Налив цистерну водой, паровоз повел нас обратно к составу. Трое шпиков сменяются. Полиция каждой префектуры считает долгом конвоировать сорок восемь советских моряков своими людьми. У вагона происходит церемония смены. Японцы низко кланяются друг другу, старшие меняются визитными карточками с обозначением количества принятых и сданных поднадзорных. Затем — прощальные поклоны, и поезд трогается.
— Как баранов проверяют! — негодующе басит Маслыко. — Ну и люди…
Бесконечно долго тянется ночь. Хочется спать, по трудно заснуть в жестком вагоне японской железной дороги, где есть места только для сиденья.
Чтобы скоротать время, вызываем на разговор переводчика.
— Где вы, Такота-сан, научились так хорошо говорить по-русски?
Переводчик словоохотлив.
— Я долго зил у вас в Приморья. Имел своя концессия. Тогда много японская люди находилась в Советской Россия.
— А какую концессию? — допытываемся мы.
— Золото, золото, — откровенничает Такота-сан. — Свое золото закопал, васего не выкопал, — грустно признается он.
— Почему же нас все-таки не выпускают на станциях? — спрашивают матросы.
— Одну минутоцку, — кивает переводчик. — Я спросу нацальника.
Он подсаживается на крайнюю скамью, где расположились шпики.
Зарево огней пылает за окнами экспресса. Голубые и фиолетовые иероглифы реклам европейской части Осако сменяются мрачными корпусами фабричных предместий «японского Манчестера». Тлеют в ночи карминовые светлячки бумажных фонарей, доносится мяукающее пение.

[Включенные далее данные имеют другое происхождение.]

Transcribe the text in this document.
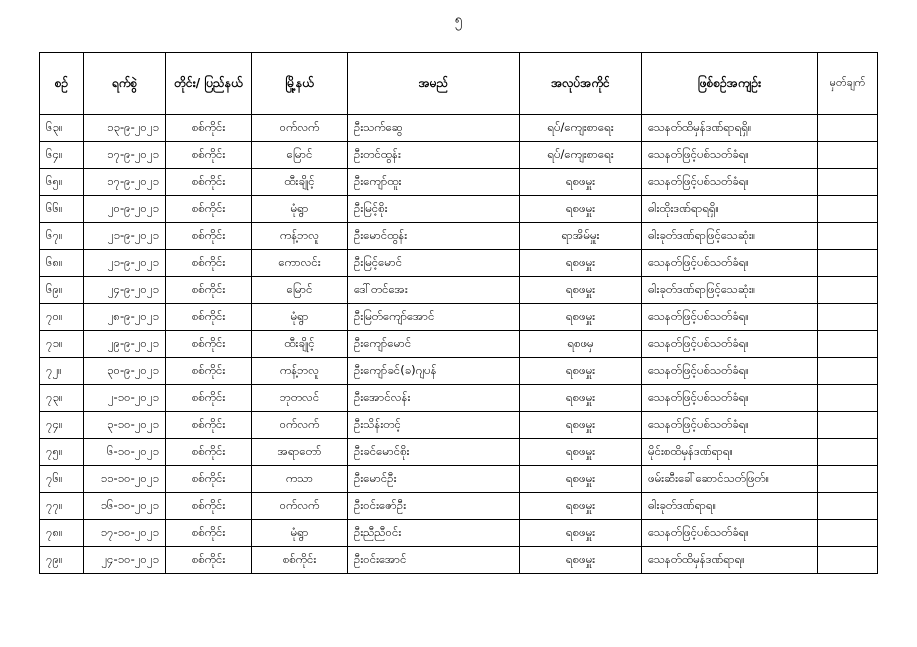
၅
စဉ်	ရက်စွဲ	တိုင်း/ ပြည်နယ်	မြို့နယ်	အမည်	အလုပ်အကိုင်	ဖြစ်စဉ်အကျဉ်း	မှတ်ချက်
၆၃။	၁၃-၉-၂၀၂၁	စစ်ကိုင်း	ဝက်လက်	ဦးသက်ဆွေ	ရပ်/ကျေးစာရေး	သေနတ်ထိမှန်ဒဏ်ရာရရှိ။	
၆၄။	၁၇-၉-၂၀၂၁	စစ်ကိုင်း	မြောင်	ဦးတင်ထွန်း	ရပ်/ကျေးစာရေး	သေနတ်ဖြင့်ပစ်သတ်ခံရ။	
၆၅။	၁၇-၉-၂၀၂၁	စစ်ကိုင်း	ထီးချိုင့်	ဦးကျော်ထူး	ရစဖမှူး	သေနတ်ဖြင့်ပစ်သတ်ခံရ။	
၆၆။	၂၀-၉-၂၀၂၁	စစ်ကိုင်း	မုံရွာ	ဦးမြင့်စိုး	ရစဖမှူး	ဓါးထိုးဒဏ်ရာရရှိ။	
၆၇။	၂၁-၉-၂၀၂၁	စစ်ကိုင်း	ကန့်ဘလူ	ဦးမောင်ထွန်း	ရာအိမ်မှူး	ဓါးခုတ်ဒဏ်ရာဖြင့်သေဆုံး။	
၆၈။	၂၁-၉-၂၀၂၁	စစ်ကိုင်း	ကောလင်း	ဦးမြင့်မောင်	ရစဖမှူး	သေနတ်ဖြင့်ပစ်သတ်ခံရ။	
၆၉။	၂၄-၉-၂၀၂၁	စစ်ကိုင်း	မြောင်	ဒေါ်တင်အေး	ရစဖမှူး	ဓါးခုတ်ဒဏ်ရာဖြင့်သေဆုံး။	
၇၀။	၂၈-၉-၂၀၂၁	စစ်ကိုင်း	မုံရွာ	ဦးမြတ်ကျော်အောင်	ရစဖမှူး	သေနတ်ဖြင့်ပစ်သတ်ခံရ။	
၇၁။	၂၉-၉-၂၀၂၁	စစ်ကိုင်း	ထီးချိုင့်	ဦးကျော်မောင်	ရစဖမှ	သေနတ်ဖြင့်ပစ်သတ်ခံရ။	
၇၂။	၃၀-၉-၂၀၂၁	စစ်ကိုင်း	ကန့်ဘလူ	ဦးကျော်ခင်(ခ)ဂျပန်	ရစဖမှူး	သေနတ်ဖြင့်ပစ်သတ်ခံရ။	
၇၃။	၂-၁၀-၂၀၂၁	စစ်ကိုင်း	ဘုတလင်	ဦးအောင်လန်း	ရစဖမှူး	သေနတ်ဖြင့်ပစ်သတ်ခံရ။	
၇၄။	၃-၁၀-၂၀၂၁	စစ်ကိုင်း	ဝက်လက်	ဦးသိန်းတင့်	ရစဖမှူး	သေနတ်ဖြင့်ပစ်သတ်ခံရ။	
၇၅။	၆-၁၀-၂၀၂၁	စစ်ကိုင်း	အရာတော်	ဦးခင်မောင်စိုး	ရစဖမှူး	မိုင်းစထိမှန်ဒဏ်ရာရ။	
၇၆။	၁၁-၁၀-၂၀၂၁	စစ်ကိုင်း	ကသာ	ဦးမောင်ဦး	ရစဖမှူး	ဖမ်းဆီးခေါ်ဆောင်သတ်ဖြတ်။	
၇၇။	၁၆-၁၀-၂၀၂၁	စစ်ကိုင်း	ဝက်လက်	ဦးဝင်းဇော်ဦး	ရစဖမှူး	ဓါးခုတ်ဒဏ်ရာရ။	
၇၈။	၁၇-၁၀-၂၀၂၁	စစ်ကိုင်း	မုံရွာ	ဦးညီညီဝင်း	ရစဖမှူး	သေနတ်ဖြင့်ပစ်သတ်ခံရ။	
၇၉။	၂၄-၁၀-၂၀၂၁	စစ်ကိုင်း	စစ်ကိုင်း	ဦးဝင်းအောင်	ရစဖမှူး	သေနတ်ထိမှန်ဒဏ်ရာရ။	
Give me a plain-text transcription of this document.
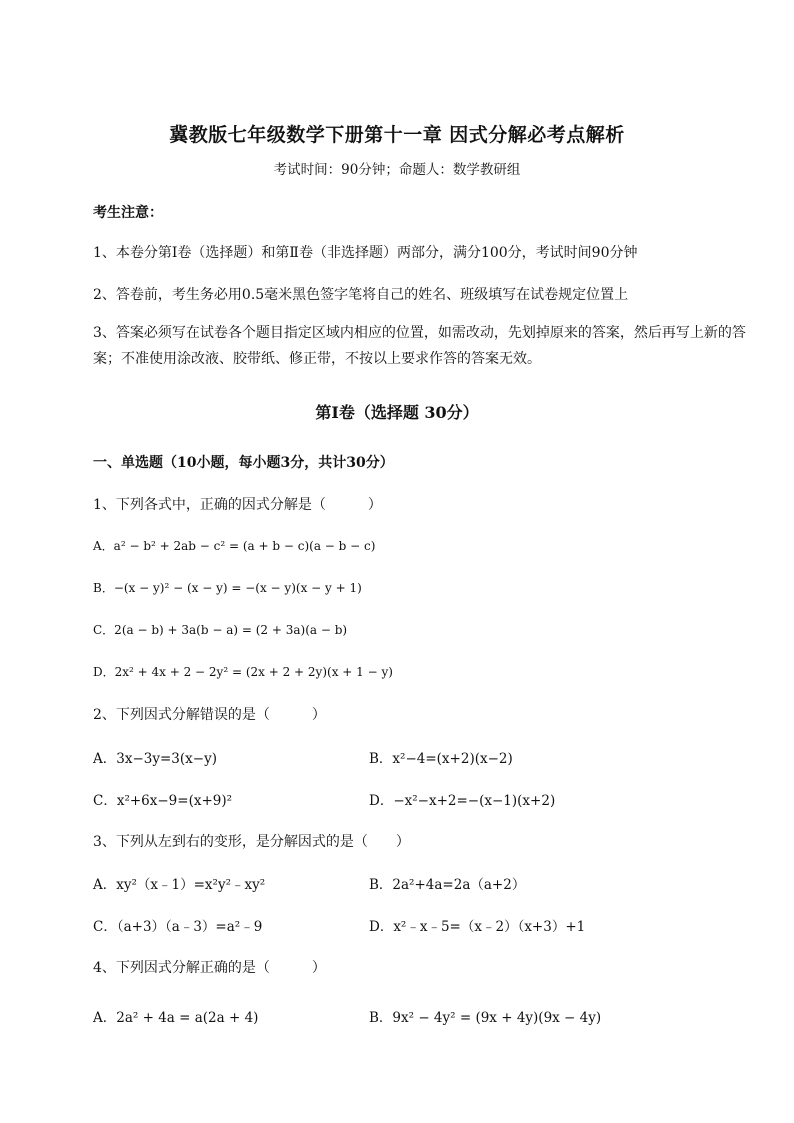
冀教版七年级数学下册第十一章 因式分解必考点解析
考试时间：90分钟；命题人：数学教研组
考生注意：
1、本卷分第I卷（选择题）和第Ⅱ卷（非选择题）两部分，满分100分，考试时间90分钟
2、答卷前，考生务必用0.5毫米黑色签字笔将自己的姓名、班级填写在试卷规定位置上
3、答案必须写在试卷各个题目指定区域内相应的位置，如需改动，先划掉原来的答案，然后再写上新的答案；不准使用涂改液、胶带纸、修正带，不按以上要求作答的答案无效。
第I卷（选择题 30分）
一、单选题（10小题，每小题3分，共计30分）
1、下列各式中，正确的因式分解是（　　　）
A．a² − b² + 2ab − c² = (a + b − c)(a − b − c)
B．−(x − y)² − (x − y) = −(x − y)(x − y + 1)
C．2(a − b) + 3a(b − a) = (2 + 3a)(a − b)
D．2x² + 4x + 2 − 2y² = (2x + 2 + 2y)(x + 1 − y)
2、下列因式分解错误的是（　　　）
A．3x−3y=3(x−y)	B．x²−4=(x+2)(x−2)
C．x²+6x−9=(x+9)²	D．−x²−x+2=−(x−1)(x+2)
3、下列从左到右的变形，是分解因式的是（　　）
A．xy²（x﹣1）=x²y²﹣xy²	B．2a²+4a=2a（a+2）
C．（a+3）（a﹣3）=a²﹣9	D．x²﹣x﹣5=（x﹣2）（x+3）+1
4、下列因式分解正确的是（　　　）
A．2a² + 4a = a(2a + 4)	B．9x² − 4y² = (9x + 4y)(9x − 4y)
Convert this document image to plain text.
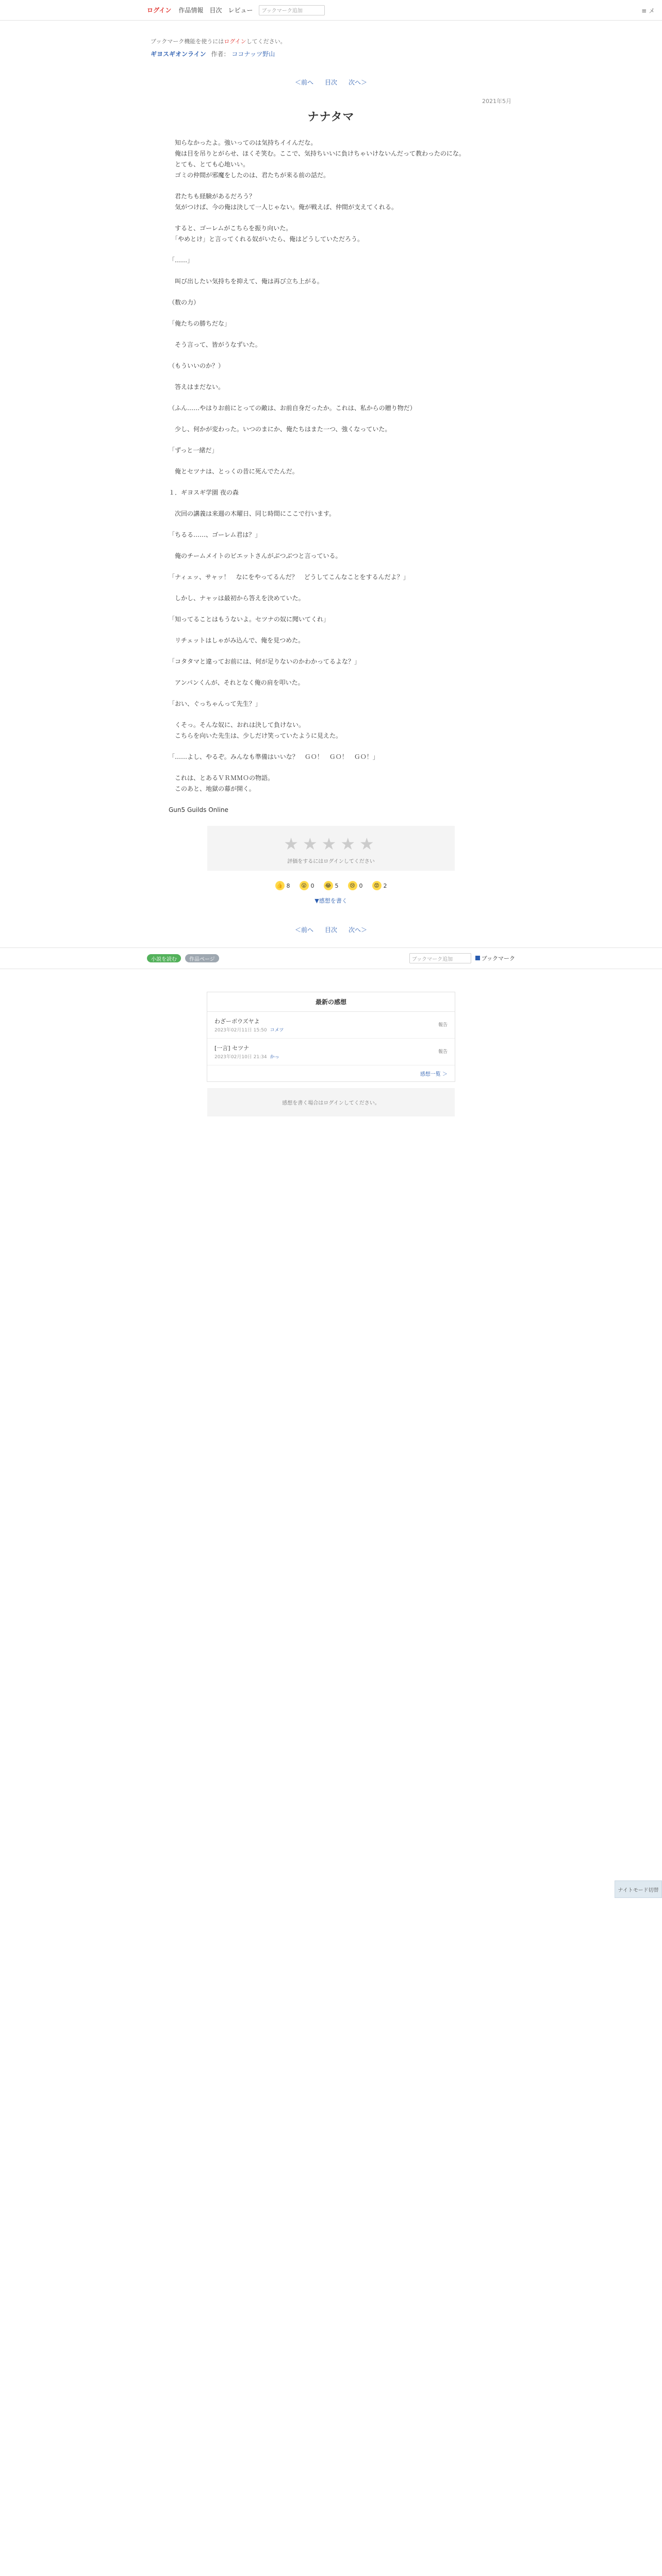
ログイン 作品情報 目次 レビュー	ブックマーク追加	≡ メ
ブックマーク機能を使うにはログインしてください。
ギヨスギオンライン 作者： ココナッツ野山
＜前へ 目次 次へ＞
2021年5月
ナナタマ

　知らなかったよ。強いってのは気持ちイイんだな。
　俺は目を吊りとがらせ、ほくそ笑む。ここで、気持ちいいに負けちゃいけないんだって教わったのにな。
　とても、とても心地いい。
　ゴミの仲間が邪魔をしたのは、君たちが来る前の話だ。

　君たちも経験があるだろう？
　気がつけば、今の俺は決して一人じゃない。俺が戦えば、仲間が支えてくれる。

　すると、ゴーレムがこちらを振り向いた。
　「やめとけ」と言ってくれる奴がいたら、俺はどうしていただろう。

「……」

　叫び出したい気持ちを抑えて、俺は再び立ち上がる。

（数の力）

「俺たちの勝ちだな」

　そう言って、皆がうなずいた。

（もういいのか？）

　答えはまだない。

（ふん……やはりお前にとっての敵は、お前自身だったか。これは、私からの贈り物だ）

　少し、何かが変わった。いつのまにか、俺たちはまた一つ、強くなっていた。

「ずっと一緒だ」

　俺とセツナは、とっくの昔に死んでたんだ。

１．ギヨスギ学園 夜の森

　次回の講義は来週の木曜日、同じ時間にここで行います。

「ちるる……、ゴーレム君は？」

　俺のチームメイトのビエットさんがぶつぶつと言っている。

「ナィェッ、サャッ！　なにをやってるんだ？　どうしてこんなことをするんだよ？」

　しかし、ナャッは最初から答えを決めていた。

「知ってることはもうないよ。セツナの奴に聞いてくれ」

　リチェットはしゃがみ込んで、俺を見つめた。

「コタタマと違ってお前には、何が足りないのかわかってるよな？」

　アンパンくんが、それとなく俺の肩を叩いた。

「おい、ぐっちゃんって先生？」

　くそっ。そんな奴に、おれは決して負けない。
　こちらを向いた先生は、少しだけ笑っていたように見えた。

「……よし、やるぞ。みんなも準備はいいな？　ＧＯ！　ＧＯ！　ＧＯ！」

　これは、とあるＶＲＭＭＯの物語。
　このあと、地獄の幕が開く。

Gun5 Guilds Online

★★★★★
評価をするにはログインしてください
👍 8	😮 0	😂 5	😢 0	😡 2
▼感想を書く
＜前へ 目次 次へ＞
小説を読む	作品ページ	ブックマーク追加	ブックマーク
最新の感想
わざーボウズヤよ
2023年02月11日 15:50 コメツ
報告
[一言] セツナ
2023年02月10日 21:34 かっ
報告
感想一覧 ＞
感想を書く場合はログインしてください。
ナイトモード切替
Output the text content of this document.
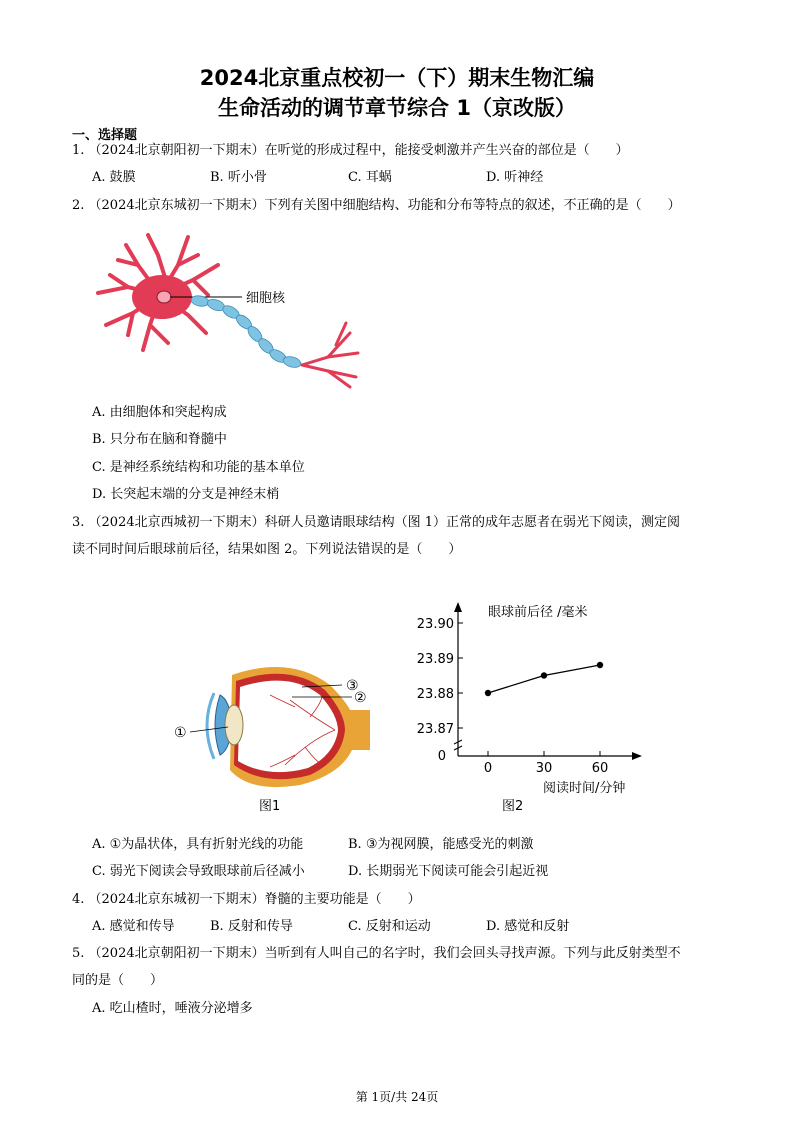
2024北京重点校初一（下）期末生物汇编
生命活动的调节章节综合 1（京改版）
一、选择题
1. （2024北京朝阳初一下期末）在听觉的形成过程中，能接受刺激并产生兴奋的部位是（　　）
A. 鼓膜	B. 听小骨	C. 耳蜗	D. 听神经
2. （2024北京东城初一下期末）下列有关图中细胞结构、功能和分布等特点的叙述，不正确的是（　　）
细胞核
A. 由细胞体和突起构成
B. 只分布在脑和脊髓中
C. 是神经系统结构和功能的基本单位
D. 长突起末端的分支是神经末梢
3. （2024北京西城初一下期末）科研人员邀请眼球结构（图 1）正常的成年志愿者在弱光下阅读，测定阅
读不同时间后眼球前后径，结果如图 2。下列说法错误的是（　　）
①
③
②
图1
眼球前后径 /毫米
阅读时间/分钟
0
23.87
23.88
23.89
23.90
0	30	60
图2
A. ①为晶状体，具有折射光线的功能	B. ③为视网膜，能感受光的刺激
C. 弱光下阅读会导致眼球前后径减小	D. 长期弱光下阅读可能会引起近视
4. （2024北京东城初一下期末）脊髓的主要功能是（　　）
A. 感觉和传导	B. 反射和传导	C. 反射和运动	D. 感觉和反射
5. （2024北京朝阳初一下期末）当听到有人叫自己的名字时，我们会回头寻找声源。下列与此反射类型不
同的是（　　）
A. 吃山楂时，唾液分泌增多
第 1页/共 24页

«Веселые кварталы» ночного Осако бодрствует, ожидая подгулявших моряков.
— Нацальник оцень созалеет, — возвращается к нам переводчик, — но просит вас не выходить из вагона. Вы мозете, — по-японски смягчает отказ Такота-сан, — опоздать к поезду и не поспеть на своя пароход.
Необычайная «заботливость», характерная для японской полиции. Категорический отказ, подслащенный вежливым обращением. Кочегары вспоминают японскую предупредительность, проявленную под Карафуто[9], на прибрежные камни которого наскочил в тумане один из пароходов Совторгфлота. Вызванные на помощь по радио другие суда были задержаны «до выяснения инцидента» японским миноносцем. И когда наши капитаны попытались наладить связь между судами на шлюпках, произошел любопытный разговор с японским командованием.
Капитан (обращаясь к командиру японского миноносца). Сообщаться с другими пароходами можно?
Командир (после долгого молчания). Мозна, мозна.
Капитан. Значит, разрешите спустить шлюпки.
Командир. О, нет. Слюпки спустить нельзя.
Капитан. А сообщаться можно?
Командир. Мозна, мозна…
…Экспресс мчит, пересчитывая стыки рельсов, неслышно тормозя у крохотных станционных домиков с бумажными раздвижными стенами. Сонный дежурный появляется на перроне, переводит рычаг стрелки и пропускает нас дальше. За четырехколейным полотном, меж горами, внизу, в долинах, за туннелями, спит Япония.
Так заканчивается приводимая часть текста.